The results come a day after M&S said it will shut more than 100 outlets by 2022 as it accelerates a transformation programme that will see thousands of jobs put at risk.
Its branch in Walsall is among those facing closure, with the potential loss of up to 94 jobs.
Chief executive Steve Rowe said the "need for change is urgent".
He added: "At our half-year results in November I outlined the need for accelerated change at M&S.
"The first phase of our transformation plan, restoring the basics, is now well under way and the actions taken have increased the velocity of change running through our business.
"These changes come with short-term costs which are reflected in today's results."
The retailer's troubled clothing arm saw like-for-like sales fall by 1.9 per cent in the year. Comparable food sales were down 0.3 per cent. Revenue nudged up 0.7 per cent to £10.7 billion.
On an adjusted basis, with costs stripped out, pre-tax profit fell 5.4 per cent to £580.9 million.
M&S has been a high street fixture for generations – the Walsall branch opened in June 1934, while the department store on Wolverhampton's Dudley Street dates back to the 1920s.
M&S also has traditional food and clothing stores in Stafford Riverside, Kidderminster and two sites at Merry Hill.
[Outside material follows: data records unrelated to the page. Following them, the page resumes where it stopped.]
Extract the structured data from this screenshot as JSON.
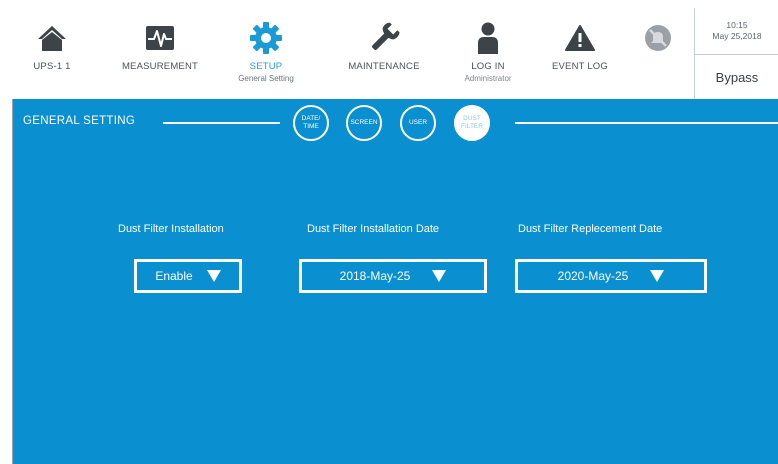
{
  "nav": {
    "items": [
      {
        "label": "UPS-1 1",
        "sub": "",
        "icon": "home-icon"
      },
      {
        "label": "MEASUREMENT",
        "sub": "",
        "icon": "waveform-icon"
      },
      {
        "label": "SETUP",
        "sub": "General Setting",
        "icon": "gear-icon"
      },
      {
        "label": "MAINTENANCE",
        "sub": "",
        "icon": "wrench-icon"
      },
      {
        "label": "LOG IN",
        "sub": "Administrator",
        "icon": "user-icon"
      },
      {
        "label": "EVENT LOG",
        "sub": "",
        "icon": "warning-icon"
      },
      {
        "label": "",
        "sub": "",
        "icon": "mute-icon"
      }
    ],
    "active_item": "SETUP",
    "clock": {
      "time": "10:15",
      "date": "May 25,2018"
    },
    "mode": "Bypass"
  },
  "general_setting": {
    "title": "GENERAL SETTING",
    "tabs": [
      {
        "line1": "DATE/",
        "line2": "TIME"
      },
      {
        "line1": "SCREEN",
        "line2": ""
      },
      {
        "line1": "USER",
        "line2": ""
      },
      {
        "line1": "DUST",
        "line2": "FILTER"
      }
    ],
    "active_tab": "DUST FILTER",
    "fields": [
      {
        "label": "Dust Filter Installation",
        "value": "Enable"
      },
      {
        "label": "Dust Filter Installation Date",
        "value": "2018-May-25"
      },
      {
        "label": "Dust Filter Replecement Date",
        "value": "2020-May-25"
      }
    ]
  },
  "colors": {
    "panel_blue": "#0a8fd0",
    "active_nav_text": "#2a9bd6",
    "icon_gray": "#3c4349",
    "icon_accent_blue": "#1b9ad6"
  }
}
It also has food-only stores in Cannock and on the Hilton M6 service station, as well as outlet stores at Astle West in West Bromwich and at Perry Barr. It also runs small Simply Food outlets at BP service stations at Foley in Walsall and on the Hagley Road in Stourbridge.
The latest wave of closures will affect M&S clothing and home stores, which have underperformed for years.
M&S earmarked 14 stores for closure on Tuesday with a total of 872 employees affected.
The move is part of a five-year turnaround plan spearheaded by chairman Archie Norman and Mr Rowe.
They have been seeking to save costs through store closures and shutting distribution centres as part of a wide-ranging efficiency drive as the company's financial performance deteriorates.
"There are a number of structural issues to address and we are taking steps towards fixing these," Mr Rowe added.
"The new organisation will largely be in place by July and the team is now tackling transforming our culture to make M&S a faster, lower cost, more commercial, more digital business.
"This is vital as we start to leverage the strength of the M&S brand and values across a family of businesses to deliver sustainable, profitable growth in three to five years."
Shares in the company were up over five per cent following the results, but experts warned that M&S could drop out of the FTSE 100.
"M&S is currently teetering on the edge of relegation from the FTSE 100 in the quarterly reshuffle next week," said Laith Khalaf, senior analyst at Hargreaves Lansdown.
"Marks & Spencer has held a spot in the FTSE 100 since the index began in 1984.
"If M&S is ejected from the FTSE 100 it would be a hugely symbolic moment, made more poignant by the fact that Ocado looks likely to enter the blue chip index. It paints a picture of the old economy and the new, passing each other in very different directions."